Tribunal's coat of arms

Canadian Human
Rights Tribunal

Référence: 2023 TCDP 12

Date : le 21 mars 2023

Numéro(s) du/des dossier(s) : HR-DP-2845-22

Entre :

Frank Kim

le plaignant

- et -

Commission canadienne des droits de la personne

la Commission

- et -

Service correctionnel du Canada

l’intimé

Décision sur requête

Membre : Athanasios Hadjis



I. APERÇU

[1] Frank Kim (le plaignant) est un délinquant détenu à l’Établissement de La Macaza exploité par l’intimé, le Service correctionnel du Canada (le « SCC » ou l’« intimé »). Dans sa plainte pour atteinte aux droits de la personne, il allègue que l’intimé a exercé des représailles contre lui parce qu’il avait précédemment déposé deux autres plaintes pour atteinte aux droits de la personne auprès de la Commission canadienne des droits de la personne (la « Commission »), lesquelles ont fait l’objet d’un règlement.
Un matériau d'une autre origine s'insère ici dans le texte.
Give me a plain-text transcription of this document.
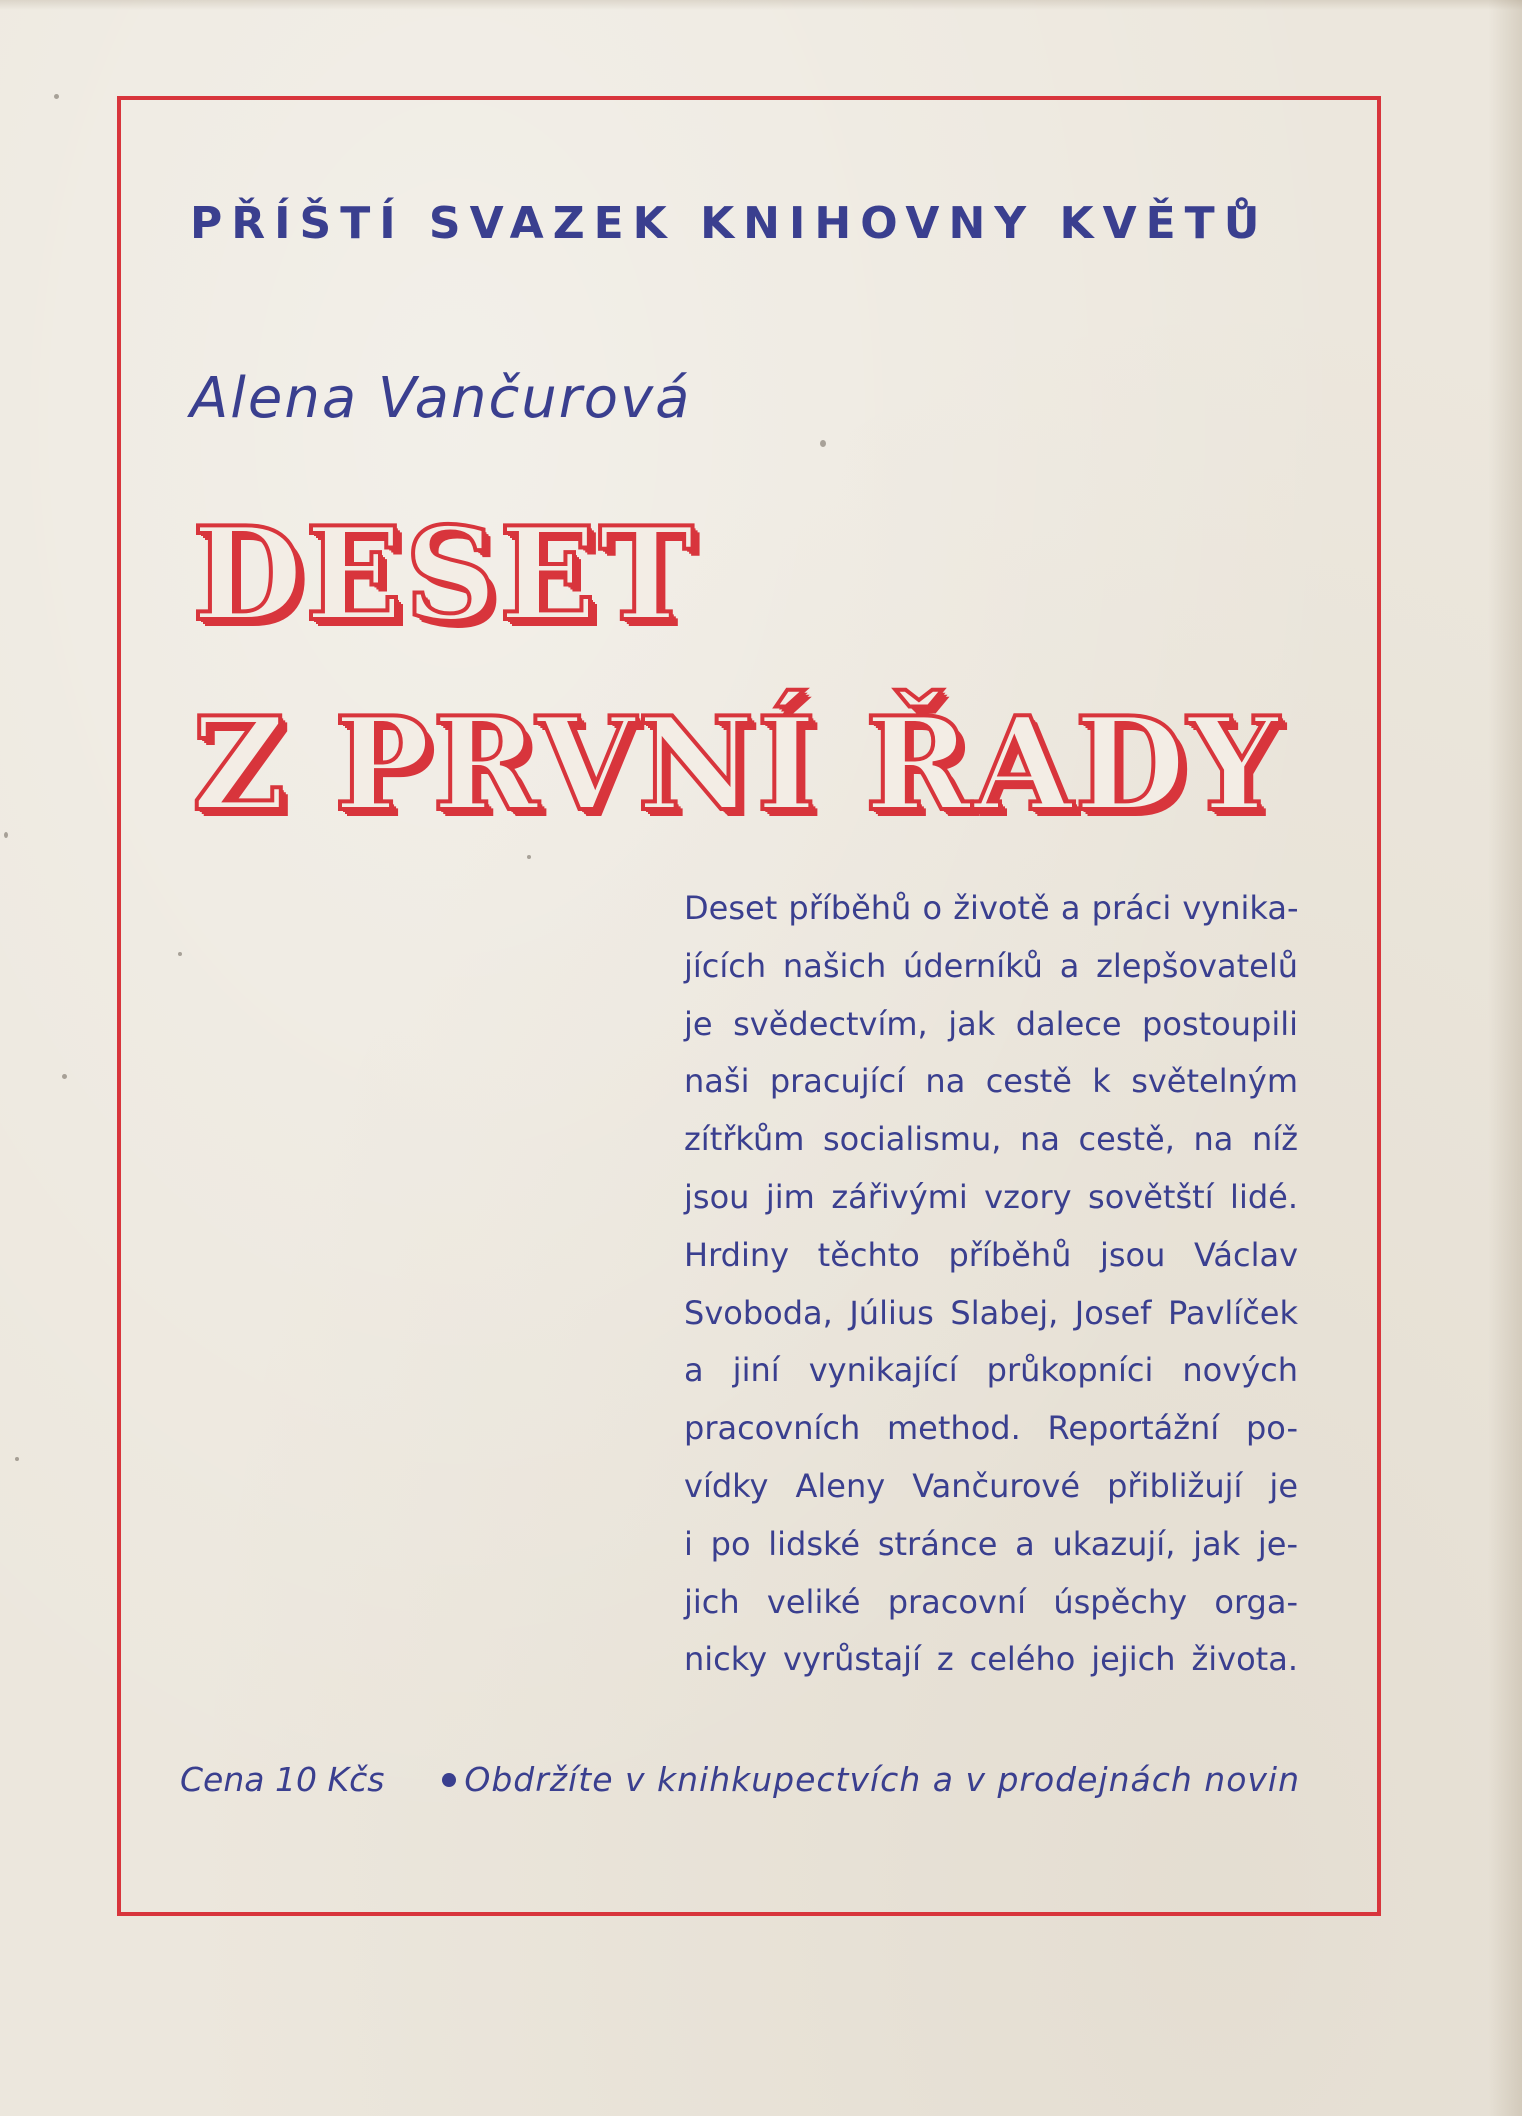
PŘÍŠTÍ SVAZEK KNIHOVNY KVĚTŮ
Alena Vančurová
DESET
Z PRVNÍ ŘADY
Deset příběhů o životě a práci vynika-
jících našich úderníků a zlepšovatelů
je svědectvím, jak dalece postoupili
naši pracující na cestě k světelným
zítřkům socialismu, na cestě, na níž
jsou jim zářivými vzory sovětští lidé.
Hrdiny těchto příběhů jsou Václav
Svoboda, Július Slabej, Josef Pavlíček
a jiní vynikající průkopníci nových
pracovních method. Reportážní po-
vídky Aleny Vančurové přibližují je
i po lidské stránce a ukazují, jak je-
jich veliké pracovní úspěchy orga-
nicky vyrůstají z celého jejich života.
Cena 10 Kčs Obdržíte v knihkupectvích a v prodejnách novin
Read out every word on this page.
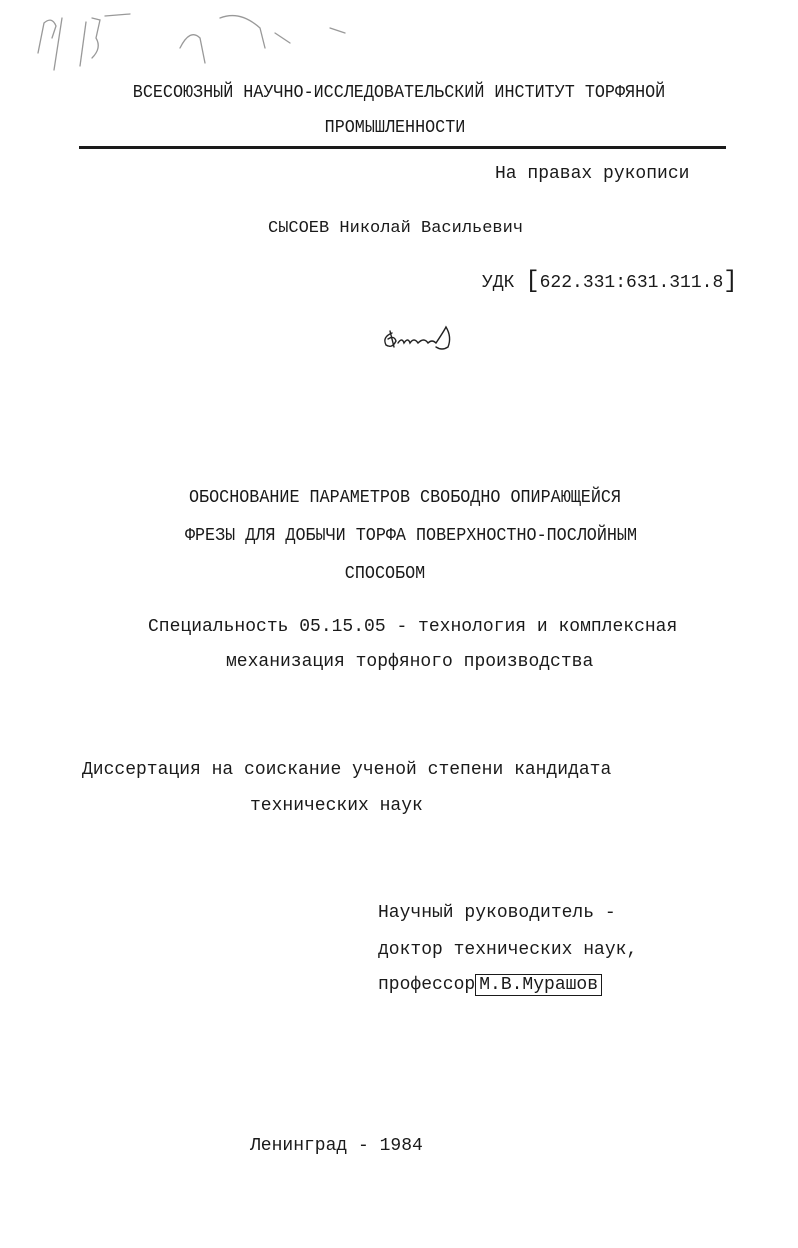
ВСЕСОЮЗНЫЙ НАУЧНО-ИССЛЕДОВАТЕЛЬСКИЙ ИНСТИТУТ ТОРФЯНОЙ
ПРОМЫШЛЕННОСТИ
На правах рукописи
СЫСОЕВ Николай Васильевич
УДК [622.331:631.311.8]
ОБОСНОВАНИЕ ПАРАМЕТРОВ СВОБОДНО ОПИРАЮЩЕЙСЯ
ФРЕЗЫ ДЛЯ ДОБЫЧИ ТОРФА ПОВЕРХНОСТНО-ПОСЛОЙНЫМ
СПОСОБОМ
Специальность 05.15.05 - технология и комплексная
механизация торфяного производства
Диссертация на соискание ученой степени кандидата
технических наук
Научный руководитель -
доктор технических наук,
профессор М.В.Мурашов
Ленинград - 1984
Il soutient qu’une psychologue travaillant pour l’intimé a déposé, lors de son audience de libération conditionnelle, un rapport dans lequel elle tirait des conclusions défavorables du fait qu’il avait précédemment déposé des plaintes pour atteinte aux droits de la personne, ce qui a relevé son niveau de risque / évaluation du risque. La Commission des libérations conditionnelles du Canada (la « CLCC ») a rejeté sa demande de libération conditionnelle.

[2] Les parties ont déposé leur exposé des précisions, mais le plaignant soutient que la divulgation de l’intimé est incomplète. Il demande qu’il soit ordonné à l’intimé de présenter six séries de documents.

II. DÉCISION

[3] Les demandes sont accordées en partie.

III. CRITÈRES DE DIVULGATION

[4] Dans l’affaire Brickner c. Gendarmerie royale du Canada, 2017 TCDP 28 (CanLII), aux paragraphes 4 à 10, le Tribunal canadien des droits de la personne (le « Tribunal » ou le « TCDP ») a établi les critères s’appliquant à la divulgation. Selon le paragraphe 50(1) de la Loi canadienne sur les droits de la personne, L.R.C. (1985), ch. H-6 [LCDP], les parties qui se présentent devant le Tribunal doivent avoir la possibilité pleine et entière de faire valoir leurs arguments. Cela exige, entre autres choses, que les parties adverses divulguent les renseignements potentiellement pertinents qui sont en leur possession ou sous leurs soins avant l’audience sur la question. Outre les faits et les questions en litige présentés par les parties, la divulgation de renseignements permet à chaque partie de savoir ce qui lui est reproché et, par conséquent, de se préparer adéquatement à l’audience.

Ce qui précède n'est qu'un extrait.